URL Encoding Explained

URL encoding, also called percent-encoding, is the mechanism that lets a URL carry characters that would otherwise be unsafe or ambiguous within it. A URL has a strict grammar in which certain characters — slashes, question marks, ampersands — have structural meaning, so any data containing those characters must be escaped to avoid being misread. The scheme is simple: a problematic byte is replaced by a `%` followed by its two-digit hexadecimal value, so a space becomes `%20`. This guide explains which characters are reserved versus safe, why encoding is necessary, the important difference between `encodeURIComponent` and `encodeURI`, and the perennial confusion around spaces and the `+` character.

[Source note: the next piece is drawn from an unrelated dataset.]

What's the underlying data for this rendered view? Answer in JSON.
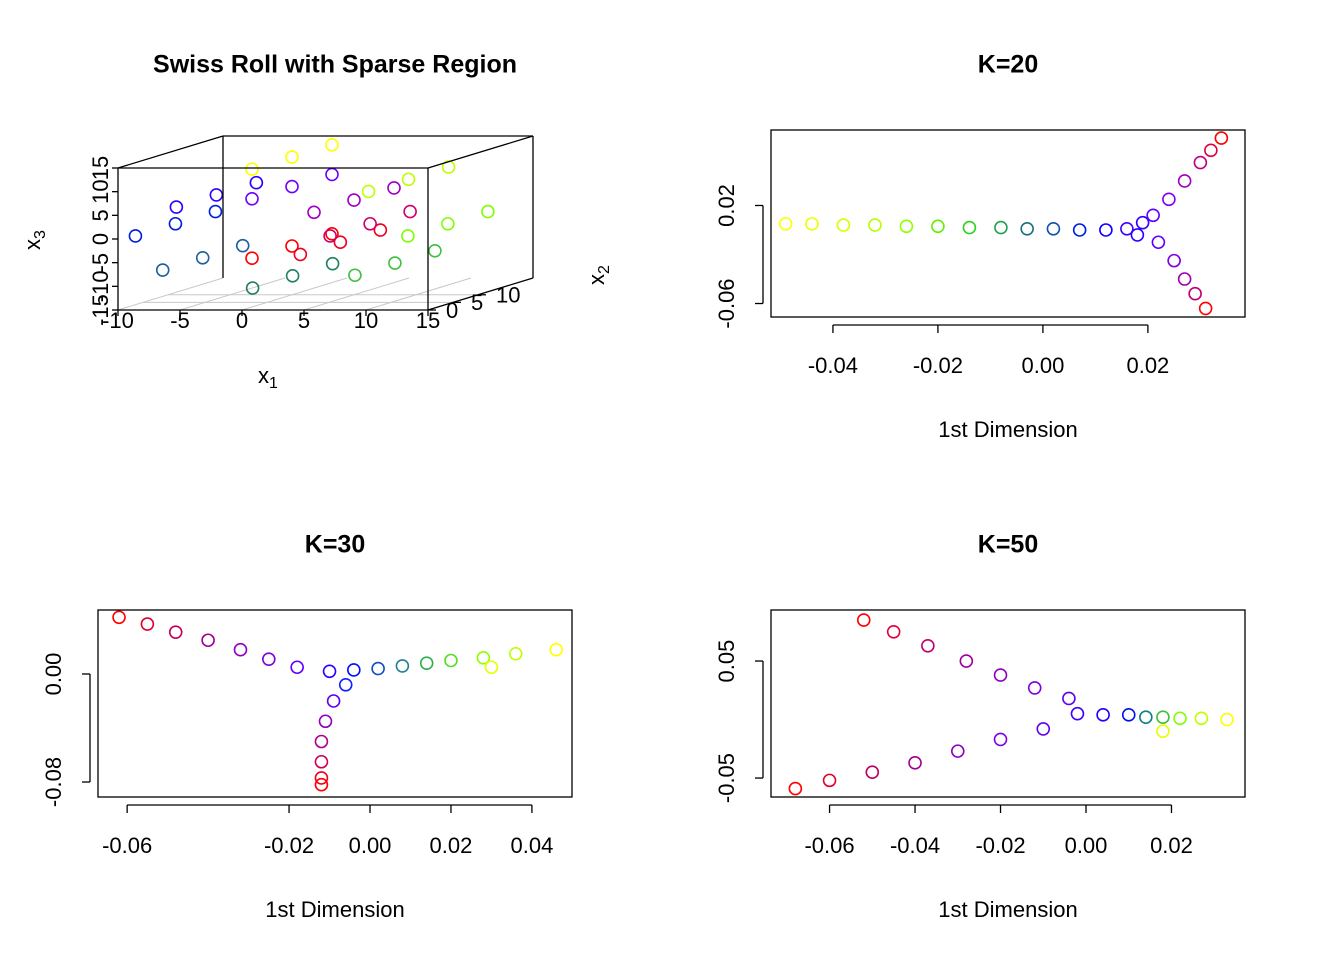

  1. 1. Why URLs need encoding

    A URL is not free-form text; it has a defined structure where characters like `/`, `?`, `#`, `&`, and `=` separate its components and parameters. If a piece of data you put into a URL happens to contain one of those characters, it would be interpreted as structure rather than data and break the URL. Encoding solves this by replacing such characters with a safe `%`-escaped form, so a search for `a&b` becomes `a%26b` and is no longer mistaken for two query parameters. Encoding also handles characters that are simply not allowed in a URL at all, such as spaces and most non-ASCII bytes.

  2. 2. Reserved vs unreserved characters

    RFC 3986 divides characters into groups. Unreserved characters — the ASCII letters, digits, and `-`, `_`, `.`, `~` — are always safe and never need encoding. Reserved characters such as `: / ? # [ ] @ ! $ & ' ( ) * + , ; =` carry special meaning in a URL and must be encoded when they appear as literal data rather than as delimiters. Everything else, including spaces and non-ASCII characters, is encoded too. The key idea is that the same character can be a delimiter or data depending on context, and encoding is how you signal “treat this as data.”

  3. 3. How percent-encoding works

    To encode a character, you take its byte value and write it as `%` followed by two hexadecimal digits. So a space (byte `0x20`) becomes `%20`, an ampersand becomes `%26`, and a forward slash becomes `%2F`. Non-ASCII characters are first encoded to bytes using UTF-8 and then each byte is percent-encoded, so `é` becomes `%C3%A9` — two bytes, two escapes. Decoding simply reverses the process, turning each `%XX` back into its byte and then interpreting the bytes as UTF-8.

  4. 4. encodeURIComponent vs encodeURI

    JavaScript offers two functions that differ in how aggressively they encode. `encodeURIComponent` is for a single piece of data — one query value, one path segment — and encodes nearly everything that is not unreserved, including `/`, `?`, `&`, and `=`. `encodeURI` is for encoding a whole URL and deliberately leaves the structural characters like `:/?#&=` intact so the URL still works. The practical rule is to use `encodeURIComponent` on each individual value you are inserting into a URL, and reserve `encodeURI` for the rare case of fixing up an entire URL string at once.

  5. 5. Encoding query strings

    A query string is a series of `key=value` pairs joined by `&`, so any key or value that itself contains `=`, `&`, or other special characters must be encoded individually before assembly. If you build the string by hand, run `encodeURIComponent` on each key and each value, then join them — encoding the whole thing at the end would wrongly escape the `=` and `&` that hold it together. In practice, prefer `URLSearchParams` (or your platform’s equivalent), which encodes each pair correctly for you and removes a whole class of bugs.

  6. 6. The space and + pitfall

    Spaces are the classic source of confusion because there are two conventions. In the path and in general percent-encoding, a space is `%20`. In the `application/x-www-form-urlencoded` format used for HTML form submissions and many query strings, a space is encoded as `+`, and a literal `+` must therefore be written as `%2B`. This is why `encodeURIComponent` produces `%20` for a space while form encoding produces `+`, and why a `+` typed into a query value can silently turn into a space when decoded. When in doubt, use `%20` for spaces in paths, let `URLSearchParams` handle query encoding, and always encode a literal `+` as `%2B`.